/BigData-Spark

Analysis of reddit comments in real time.

Primary LanguagePython

BigData-Spark

The idea of this project was to get used to using Kafka, Spark, Hbase and graphing the findings using Jupyter to do some analysis on each new submission coming from reddit.

To start the project please install Kafka and move it to the home directory. (Note make sure the file is renamed to Kafka, this will be useful for starting up the zookeeper/kafka server using the scripts provided.)

First tier component is Kafka Producer which is written in Python. Before running run the following: 1)Zookeeper-server.sh 2)Kafka-server.sh

it is Recommended to have Python3 installed and use pip3 to install the following modules before running the producer: Kafka Praw

The data source we are using to get the data is Reddit using the Praw Python module, then we stream this data on Kafka on localhost onto topic final-lab-topic.
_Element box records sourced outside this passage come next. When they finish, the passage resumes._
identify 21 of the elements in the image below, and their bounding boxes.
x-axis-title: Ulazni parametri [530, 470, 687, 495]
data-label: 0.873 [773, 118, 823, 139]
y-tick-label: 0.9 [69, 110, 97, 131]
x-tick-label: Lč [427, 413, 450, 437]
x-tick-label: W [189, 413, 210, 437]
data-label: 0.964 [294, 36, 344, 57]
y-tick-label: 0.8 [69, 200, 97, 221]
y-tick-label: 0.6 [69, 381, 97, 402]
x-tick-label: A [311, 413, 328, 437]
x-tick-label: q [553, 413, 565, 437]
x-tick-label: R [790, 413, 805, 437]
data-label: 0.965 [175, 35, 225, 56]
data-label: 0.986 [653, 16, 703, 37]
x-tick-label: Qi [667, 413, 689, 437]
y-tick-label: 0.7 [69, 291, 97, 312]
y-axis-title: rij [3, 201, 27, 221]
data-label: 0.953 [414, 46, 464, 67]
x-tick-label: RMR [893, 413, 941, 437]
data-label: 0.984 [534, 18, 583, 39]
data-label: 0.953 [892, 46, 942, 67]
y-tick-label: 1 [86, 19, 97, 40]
Second tier component, we have two Kafka consumers currently that listen onto this topic:

  1. Java Consumer: reads the streamed data using kafka and spark, then add them to the database using spark SQL. This must be a different machine and must have the following installed: A) Hbase B) Hadoop 2.x+
  2. Spark The dependancies are all included in the pom-xml file, you can use Intellj Ide to download any missing ones.
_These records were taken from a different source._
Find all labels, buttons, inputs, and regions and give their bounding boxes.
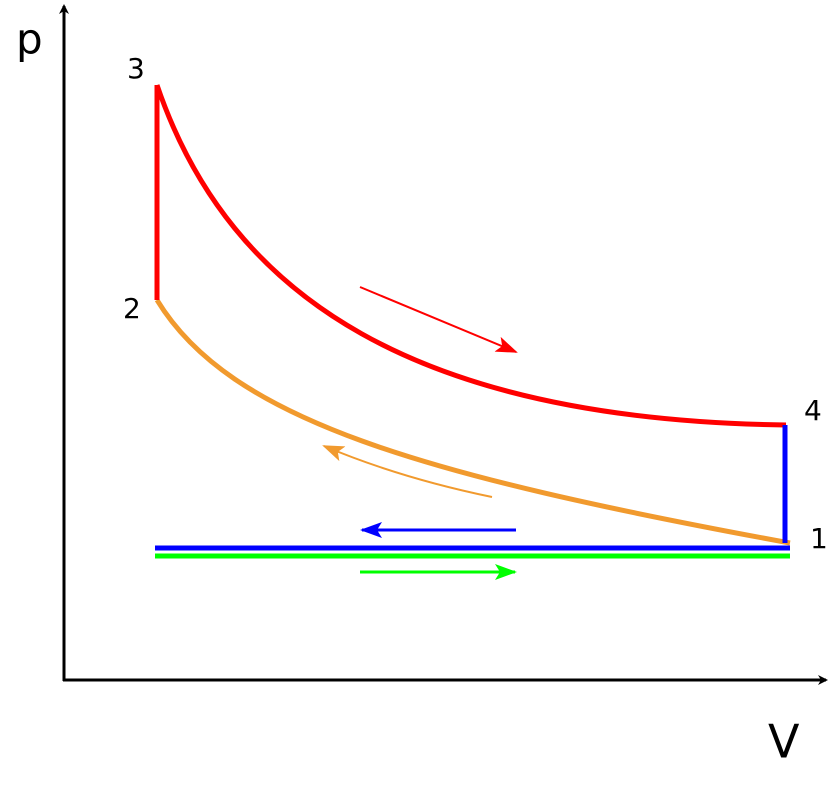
direction-arrow [359, 286, 518, 353]
direction-arrow [322, 445, 493, 498]
expansion-curve [154, 84, 787, 428]
point-label: 1 [810, 522, 828, 555]
y-axis-label: p [16, 15, 43, 64]
x-axis-label: V [768, 715, 800, 769]
point-label: 2 [123, 292, 141, 325]
compression-curve [154, 298, 791, 546]
point-label: 3 [127, 52, 145, 85]
point-label: 4 [804, 394, 822, 427]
2)Python Consumer, currently reads the data on the same machine, it is built for future implemention for some machine learning model to run on the streamed data.
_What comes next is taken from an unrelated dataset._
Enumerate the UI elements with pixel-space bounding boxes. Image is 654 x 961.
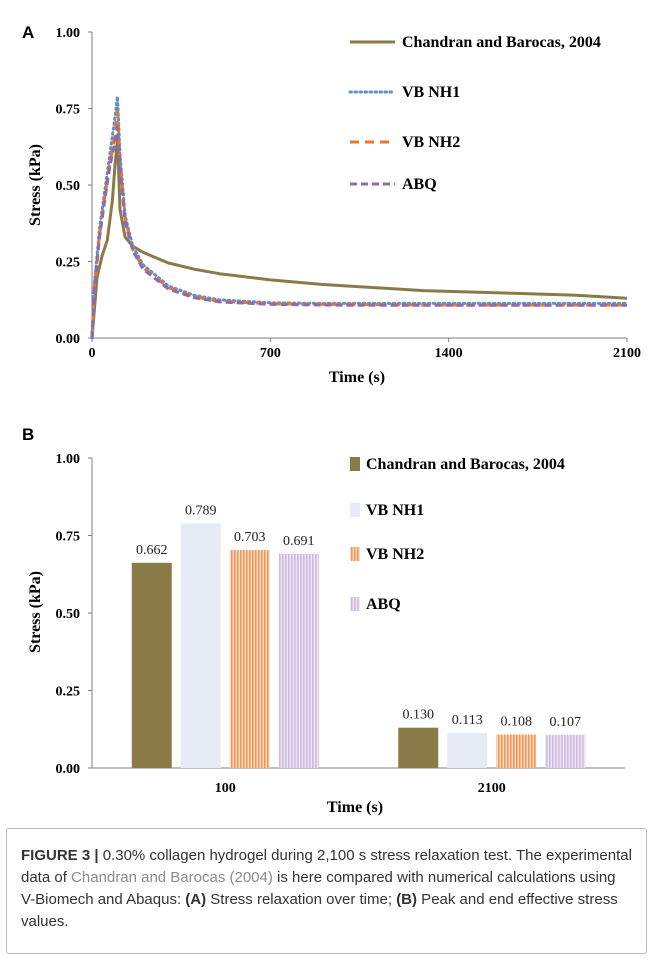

Install pyspark before running this one.

3)Data visualization: Currently reads the data from the json file produced by the python producer, in the future it will read the data directly from Hbase that is hosted on another machine.

Install Jupiyter notebook, pandas, plotly, matplotlib before running this one.

TO DO: In the data visualization phase, make the code read directly from the remote machine that hosts hive/hbase on it, and use spark sql to read it instead of reading a local file.

In the Python Kafka consumer, implement a way to find most common categories people are talking about and use it for data visualization.